Mental Health in Children and Youth – How can Occupational Therapists help?

Written by Ms Jennifer Nguy, Occupational Therapist, Change for Life

Dr Angraj Khillan, Consultant Paediatrician Western Specialist Care Centre

Occupational therapists aim to enhance emotional-well-being, mental health, and social competence through increasing participation in meaningful roles and activities. Roles may include: being a student, friend or family member. Activities may include: doing school-work, completing homework, completing daily self-care tasks, engaging in sports or hobbies and making new friends. Occupational therapists may work closely with parents, carers, educators and school staff, psychologists, paediatricians, GPs, psychiatrists and local communities to develop a greater understanding of the factors that are impacting on the child’s performance in everyday tasks.

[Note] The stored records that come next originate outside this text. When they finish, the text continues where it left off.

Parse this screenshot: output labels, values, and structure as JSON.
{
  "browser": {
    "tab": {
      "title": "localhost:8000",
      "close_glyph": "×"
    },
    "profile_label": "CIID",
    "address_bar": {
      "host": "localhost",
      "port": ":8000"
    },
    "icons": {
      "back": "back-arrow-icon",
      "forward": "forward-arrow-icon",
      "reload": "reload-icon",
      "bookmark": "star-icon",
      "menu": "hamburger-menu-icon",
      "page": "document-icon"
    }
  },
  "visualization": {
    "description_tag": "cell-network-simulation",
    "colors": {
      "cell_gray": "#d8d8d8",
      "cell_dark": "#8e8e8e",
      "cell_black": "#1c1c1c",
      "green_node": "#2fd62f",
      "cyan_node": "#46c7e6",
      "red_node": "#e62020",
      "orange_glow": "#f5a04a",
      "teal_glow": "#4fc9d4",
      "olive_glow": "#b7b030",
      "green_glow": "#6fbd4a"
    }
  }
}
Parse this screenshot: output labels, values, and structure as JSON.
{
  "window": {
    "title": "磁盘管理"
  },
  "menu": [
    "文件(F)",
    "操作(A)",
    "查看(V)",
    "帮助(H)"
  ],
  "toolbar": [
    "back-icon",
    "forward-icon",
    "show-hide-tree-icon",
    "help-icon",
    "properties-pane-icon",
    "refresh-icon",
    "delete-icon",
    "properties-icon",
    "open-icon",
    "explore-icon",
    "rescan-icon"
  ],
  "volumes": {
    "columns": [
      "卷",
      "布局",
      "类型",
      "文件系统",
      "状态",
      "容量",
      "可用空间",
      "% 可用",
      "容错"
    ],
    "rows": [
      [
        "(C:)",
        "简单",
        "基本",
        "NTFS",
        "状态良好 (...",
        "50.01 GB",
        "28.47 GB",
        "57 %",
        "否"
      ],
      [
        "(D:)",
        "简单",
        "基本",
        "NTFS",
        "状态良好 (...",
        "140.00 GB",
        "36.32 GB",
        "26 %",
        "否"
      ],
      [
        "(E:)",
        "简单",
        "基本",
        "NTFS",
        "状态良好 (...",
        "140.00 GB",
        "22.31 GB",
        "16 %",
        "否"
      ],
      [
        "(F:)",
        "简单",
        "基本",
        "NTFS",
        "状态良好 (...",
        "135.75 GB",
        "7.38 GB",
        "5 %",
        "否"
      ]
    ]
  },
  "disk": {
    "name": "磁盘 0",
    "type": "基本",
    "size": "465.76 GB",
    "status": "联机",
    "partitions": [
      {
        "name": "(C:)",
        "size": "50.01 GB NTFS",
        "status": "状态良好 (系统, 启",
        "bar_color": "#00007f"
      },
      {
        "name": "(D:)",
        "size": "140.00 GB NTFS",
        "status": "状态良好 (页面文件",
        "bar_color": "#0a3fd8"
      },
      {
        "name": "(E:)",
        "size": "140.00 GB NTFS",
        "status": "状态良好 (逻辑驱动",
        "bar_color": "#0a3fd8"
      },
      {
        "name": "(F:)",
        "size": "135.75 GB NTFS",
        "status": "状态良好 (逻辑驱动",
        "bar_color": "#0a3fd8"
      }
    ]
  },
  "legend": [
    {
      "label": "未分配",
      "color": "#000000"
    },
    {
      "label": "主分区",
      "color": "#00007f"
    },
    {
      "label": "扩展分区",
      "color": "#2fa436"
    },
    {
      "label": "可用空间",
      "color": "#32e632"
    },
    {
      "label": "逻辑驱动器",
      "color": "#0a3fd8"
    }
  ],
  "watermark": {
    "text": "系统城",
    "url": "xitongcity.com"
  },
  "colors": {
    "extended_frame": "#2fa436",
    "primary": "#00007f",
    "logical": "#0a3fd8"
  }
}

When a child experiences increased stress in their life, such as from:

  • changing schools;
  • moving into a new suburb or country;
  • losing old friends and having to make new friends;
  • adjusting to a new culture and language;
  • difficulties within the family home;
  • being bullied at school;
  • difficulties maintaining friendships at school;

the child may feel overwhelmed and struggle to cope with everyday demands. This may look like: a failure to complete school work or homework, difficulty following instructions, fighting or arguing with other students and/or siblings, inability to share own belongings or difficulty concentrating and paying attention at school.

Occupational therapists can help with identifying the early signs of mental illness and offer services to children who are diagnosed with depression, anxiety, autism, ADHD, and other disorders that may affect a child’s mental health. Making and maintaining healthy friendships with other children contributes to a positive emotional wellbeing and mental health. Social competence involves understanding and following social cues, making and keeping friends, coping with anger, sadness and frustration, solving problems and following school rules.

Occupational therapists use a strengths-based and client-centred approach to evaluate social competence and identify whether a child’s motor, social-emotional, cognitive skills, ability to interpret and process sensory information and the impact of how the environment influences the child’s functioning in activities.

Occupational therapists can help the child and their family to:

  • include sensory and movement breaks into the day to enhance attention and learning;
  • provide support to teachers and school staff (by breaking tasks into smaller steps, changing the environment to improve attention and by reducing the sensory stimuli in the classroom);
  • provide social skills training and social stories to support the child in developing social competence;
  • promote wellbeing and mental health in all the environments where children are playing, learning and growing.

Occupational therapists aim to promote successful participation in the activities that represent a healthy childhood and set up the child for success throughout their development and life.